I1.1: Welchen Zugang hast du zu den Gruppen, die du beobachtest?

IP1: Keine. Definitiv keinen Zugang. Da grenze ich mich auch deutlich ab von denen, was man – also ich respektiere, wenn Journalisten recherchieren und sagen: ich muss aus Gründen meiner Recherche mit Nazis reden. Dann würde ich diese Journalisten immer darum bitten, sich aus Antifa-Strukturen rauszuhalten, weil das nicht zusammen funktioniert. Ich habe definitiv da keine Berührungspunkte. Will die auch nicht, lehne die ab. Mit denen gibt’s für mich keine Grundlage für einen Austausch.

Das ich natürlich froh bin, wenn ich aus so einer Situation wieder heile raus komme – Ja. Deswegen bin ich denen aber nicht dankbar. Das ist einfach – das ist so. Das soll auch so sein. Ich muss aber auch ständig damit rechnen, dass es irgendwann einmal jemand nicht so genau nimmt. Zum Beispiel wenn die irgendwo sitzen und saufen und sich überlegen: Also wir besuchen den mal zu Hause. Ich bin tatsächlich auch in meiner Wohnsituation darauf vorbereitet, Besuch zu bekommen. – muss ich. Das sind so diese – das ist auch etwas, was ich ganz wichtig finde, was man mitteilen muss, auf der Art und Weise wie ich agiere, mit Namen, dass man weiß, wer ich bin, dass man weiß wo ich wohne, ich muss da ganz klar drauf hinweisen, dass es wichtig ist, diese Entscheidung bewusst zu treffen. Weil, wenn ich Familie hätte, Frau, Kind, würde ich das nicht so machen können, weil ich Verantwortung für andere tragen würde. Jetzt lebe ich alleine, alles gut.

Ich muss damit rechnen, dass meine Lebensqualität grundsätzlich eingeschränkt bleibt, immer. Das heißt, wenn ich mich hier bewege, muss ich halt immer gucken. Ich muss aufpassen, ich muss vorsichtig sein. Wenn‘s dunkel wird, das ist ja leider im Winter eher früh der Fall, bin ich nicht gern unterwegs ohne Begleitung zum Beispiel oder ich fahre nur Taxi. Das sind so klassische Sachen, die ich auch in den Dokumentationen, die ich gemacht habe, immer gesagt habe, so nach dem Motto Hey, wieso gibt’s noch Nazis? Denke, die sind nach ’45 weg? Ne, waren die halt nie. Deswegen kann man sich sowas tatsächlich gut angucken.
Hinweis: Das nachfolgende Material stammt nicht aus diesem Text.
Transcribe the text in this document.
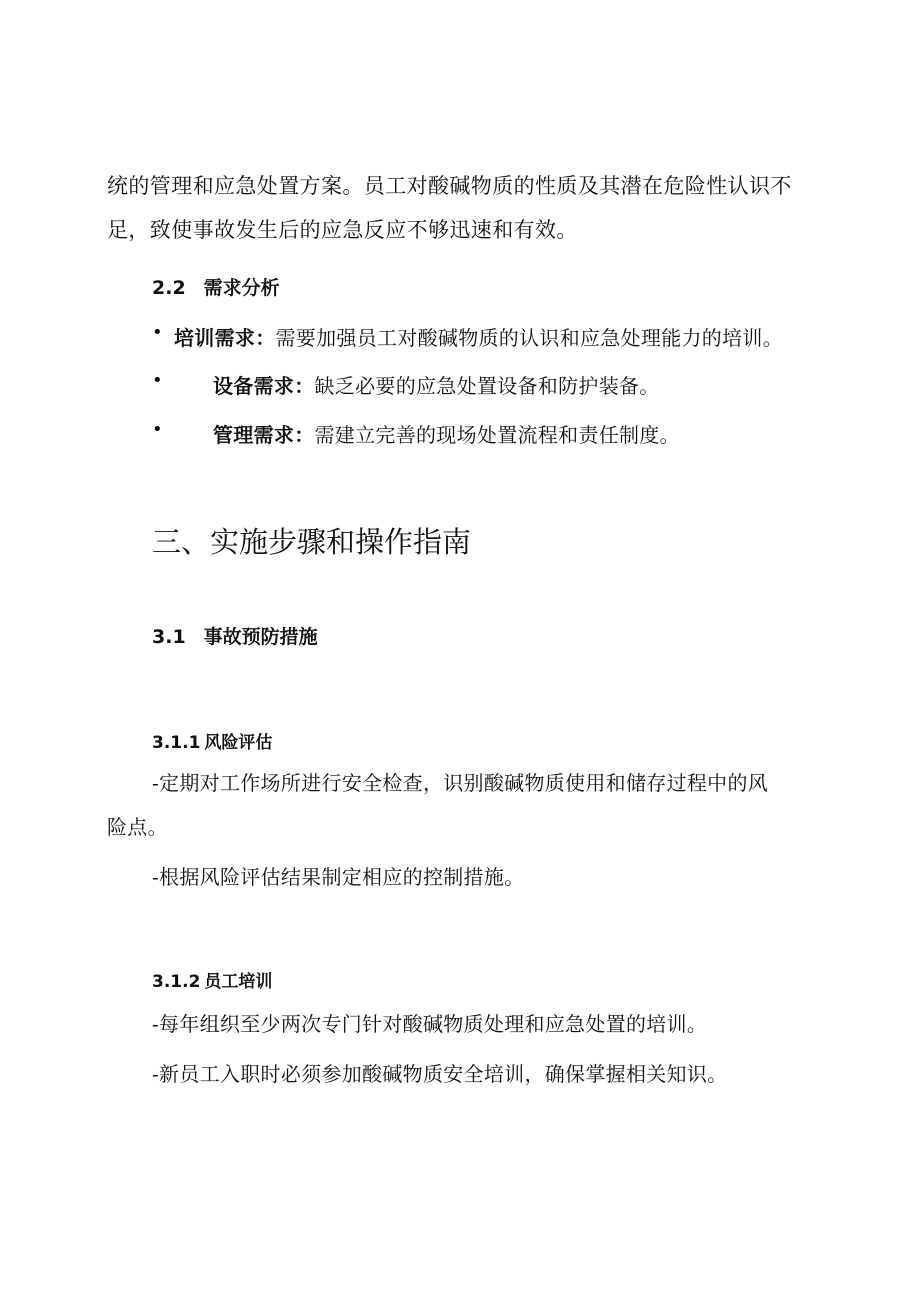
统的管理和应急处置方案。员工对酸碱物质的性质及其潜在危险性认识不
足，致使事故发生后的应急反应不够迅速和有效。

2.2 需求分析

• 培训需求：需要加强员工对酸碱物质的认识和应急处理能力的培训。

•	设备需求：缺乏必要的应急处置设备和防护装备。

•	管理需求：需建立完善的现场处置流程和责任制度。

三、实施步骤和操作指南
3.1 事故预防措施
3.1.1 风险评估

-定期对工作场所进行安全检查，识别酸碱物质使用和储存过程中的风

险点。

-根据风险评估结果制定相应的控制措施。

3.1.2 员工培训

-每年组织至少两次专门针对酸碱物质处理和应急处置的培训。

-新员工入职时必须参加酸碱物质安全培训，确保掌握相关知识。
Der Druck ist aktuell nicht mehr so groß, aber es gibt so Indizien, woran man das eben erkennt. Ist klar, wofür das ist (Anmerkung: Entfernt). Den habe ich immer sofort griffbereit. Und ich hatte ihn einmal in der Hand schon. Das witzige, nur eine Anekdote an der Stelle, damals waren es keine Nazis, sondern da waren es Leute vom Jugendwiderstand in Z1.6, im Bahnhof. So krass hat noch kein Nazi agiert, so wie die Gruppe gegen uns als Gruppe agiert hat. Wir waren mit drei Journalisten und zwei anderen Leuten unterwegs und die haben uns verfolgt, haben uns dann in der Bahn begleitet, habe sich um uns herum aufgebaut im Bahnhof und das war wirklich kurz davor, so schlimm war das noch nie. Aber das nur am Rande, hat ja nichts mit unserem Thema zu tun. Aber das hat ja gerade – ist witzig – hat ja gerade Friedensdemo-Watch einen Bericht über den JW Neukölln rausgebracht, der wurde ja vom Tagesspielgel und anderen aufgegriffen. und eine Kölner Nazigruppe hat sich praktisch mit dem JW solidarisiert. Schon lustig, wie sich da so Dinge entwickeln.

I1.1: Wonach wählst du aus, ob du beobachtest oder nicht?

IP1: Also ich versuche erstmal alles mitzunehmen, was geht. Es gibt aber Punkte im Moment, ich sage jetzt– an diesem Wochenende war ich in –boar, mein Zeitplan ist Wahnsinn– das war Z1.5 und Z1.7, davor das Wochenende war Z1.7, Z1.1, Z1.6. Häufig Wochenenden. Und da war es tatsächlich so, dass ich mir das vorletzte Wochenende so gedacht habe, die Z1.1 Nazis machten hier mehrere Infostände. Und ich dachte mir, ach komm scheiße, lass die mal Nazis sein. (…) Und dann dachte ich mir, ich mach mal irgendwas, was weniger anstrengend und guck mir mal die RB1.5 (Anmerkung: Gelbe Westen) in Z1.7 an. Ja das ist ziemlich danebengegangen. Aufgrund der Agitation innerhalb, aus der Gruppe heraus. Wo auch zwei Journalisten sich beteiligten. Die gegen mich agierten, wie, also. Wo ich mir so dachte, das kann eigentlich nicht wahr sein. Die haben versucht, mich bei der Polizei anzuscheißen. Unglaublich sowas und ich wäre ja nicht neutral. Ja, muss ich auch nicht. Hallo, das geht dich einen Scheißdreck an, was ich mache.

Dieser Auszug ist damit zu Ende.